- Theatrical release poster
- Directed by: Lisa Cholodenko
- Written by: Lisa Cholodenko
- Produced by: Jeff Levy-Hinte Susan A. Stover
- Starring: Frances McDormand Kate Beckinsale Christian Bale Natascha McElhone Alessandro Nivola
- Cinematography: Wally Pfister
- Edited by: Amy E. Duddleston
- Music by: Craig Wedren
- Production company: Antidote Films
- Distributed by: Sony Pictures Classics
- Release dates: May 18, 2002 (Cannes); March 7, 2003;
- Running time: 101 minutes
- Country: United States
- Language: English
- Box office: $4.4 million

= Laurel Canyon (film) =

2002 film by Lisa Cholodenko

Laurel Canyon is a 2002 American drama film written and directed by Lisa Cholodenko. The film stars Frances McDormand, Christian Bale, Kate Beckinsale, Natascha McElhone, and Alessandro Nivola.

==Plot==
Sam and Alex are a newly engaged couple who move to Los Angeles to further their careers. Sam is a recently graduated medical student, starting his residency in psychiatry, while Alex is finishing her Ph.D. dissertation on genomics. The relatively straitlaced, upwardly mobile couple plans to stay at the vacant home of Sam's mother, Jane, a free-spirited record producer in the Laurel Canyon section of Los Angeles.

In a change of plans, however, Jane is still around, recording an album with her British boyfriend, Ian McKnight, and his band.

Jane and Ian are in the midst of a fiery romance, and both the producer and the band seem more interested in partying than finishing the record. Jane's presence is a source of consternation for Sam, as he and his mother have quite different mindsets and a strained relationship.

The new lifestyle options presented by her soon-to-be mother-in-law intrigue the normally hardworking Alex, who begins spending more time with the band and less time on her dissertation. Alex's growing fascination with Jane and Ian leads to a scene where the three of them kiss one another while naked in the swimming pool.

Sam himself feels attracted to an Israeli fellow resident, Sara, who is unapologetically interested in him as well.

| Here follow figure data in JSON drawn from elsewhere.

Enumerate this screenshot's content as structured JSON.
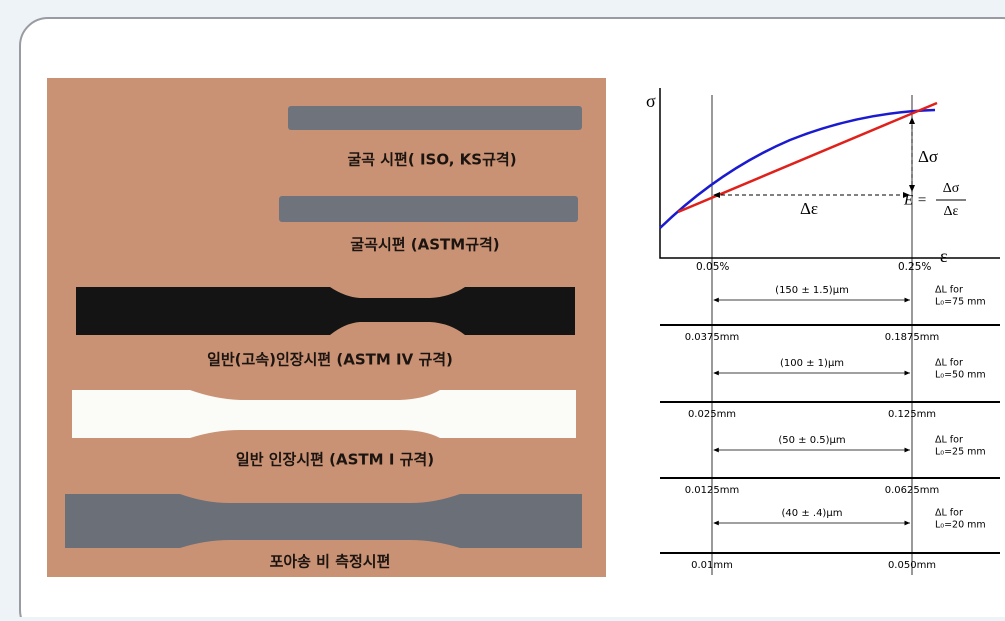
{
  "photo": {
    "specimens": [
      {
        "label": "굴곡 시편( ISO, KS규격)"
      },
      {
        "label": "굴곡시편 (ASTM규격)"
      },
      {
        "label": "일반(고속)인장시편 (ASTM IV 규격)"
      },
      {
        "label": "일반 인장시편 (ASTM I 규격)"
      },
      {
        "label": "포아송 비 측정시편"
      }
    ]
  },
  "graph": {
    "y_axis": "σ",
    "x_axis": "ε",
    "strain_low": "0.05%",
    "strain_high": "0.25%",
    "delta_sigma": "Δσ",
    "delta_epsilon": "Δε",
    "formula": {
      "lhs": "E =",
      "numerator": "Δσ",
      "denominator": "Δε"
    }
  },
  "gauges": [
    {
      "span": "(150 ± 1.5)μm",
      "left": "0.0375mm",
      "right": "0.1875mm",
      "note": [
        "ΔL for",
        "L₀=75 mm"
      ]
    },
    {
      "span": "(100 ± 1)μm",
      "left": "0.025mm",
      "right": "0.125mm",
      "note": [
        "ΔL for",
        "L₀=50 mm"
      ]
    },
    {
      "span": "(50 ± 0.5)μm",
      "left": "0.0125mm",
      "right": "0.0625mm",
      "note": [
        "ΔL for",
        "L₀=25 mm"
      ]
    },
    {
      "span": "(40 ± .4)μm",
      "left": "0.01mm",
      "right": "0.050mm",
      "note": [
        "ΔL for",
        "L₀=20 mm"
      ]
    }
  ]
}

They share one first kiss while returning from an informal interns' meeting, around the same time Alex has her first tryst with Jane and Ian in the pool. Some time later, while Alex attends Jane and Ian's party held in a crowded hotel suite to celebrate the band's new album release, Sam and Sara meet in a parking lot and, in a conversation filled with sexual tension, they declare their attraction for one another.

The situation strains Sam and Alex's relationship almost to the point of breaking by the end of the film. After the party has finished and the three of them are left alone in the suite, Ian tries to "finish" (in his words) his encounter with Alex and Jane, but the latter decides against it and the threesome does not take place. Upon returning home after his conversation with Sara, Sam decides to go to the hotel and discovers Jane, Ian, and Alex scantily-clad in the bedroom. In a fit of rage, he repeatedly punches Ian, hits his mother with his elbow as she tries to split up the fight, and leaves the hotel, but Alex chases him down the street and professes her love for him.

The next morning, the situation seems back to normal again. But Sara phones Sam and tells him she can't control her heart, as opposed to what he told her the day before. Sam watches his surroundings, postpones any further conversation, and takes a moment of reflection.

==Cast==
- Frances McDormand as Jane
- Christian Bale as Sam
- Kate Beckinsale as Alex
- Natascha McElhone as Sara
- Alessandro Nivola as Ian McKnight
- Lou Barlow as Frip
- Imaad Wasif as Dean
- Russell Pollard as Rowan
- Mickey Petralia as Mickey
- Melissa De Sousa as Claudia

==Production==
Cholodenko has said the film was inspired by Joni Mitchell's album Ladies of the Canyon. The script was workshopped at Sundance Institute's lab.

The film focuses in some depth on the challenge of trying to create successful pop music, showing work on two tracks (both actually written, and previously released, by the band Sparklehorse).

== Reception ==
Laurel Canyon has a 69% approval rating on Rotten Tomatoes from 112 reviews, with an average rating of 6.4/10. The site's critical consensus reads, "Though the movie itself is flawed, McDormand is fantastic as Jane." On Metacritic, it has a weighted average score of 61 out of 100, based on 36 critics, indicating "generally favorable" reviews.

Roger Ebert of The Chicago Sun-Times awarded the film two stars out of a possible four.

"Laurel Canyon" is not a successful movie—it's too stilted and pre-programmed to come alivebut in the center of it McDormand occupies a place for her character and makes that place into a brilliant movie of its own. There is nothing wrong with who she is and what she does, although all around her actors are cracking up in strangely written roles.

The relationship between Alex Leam and Jane earned the film a ranking of #133 on Autostraddle's list of the 200 Best Lesbian Films of All Time.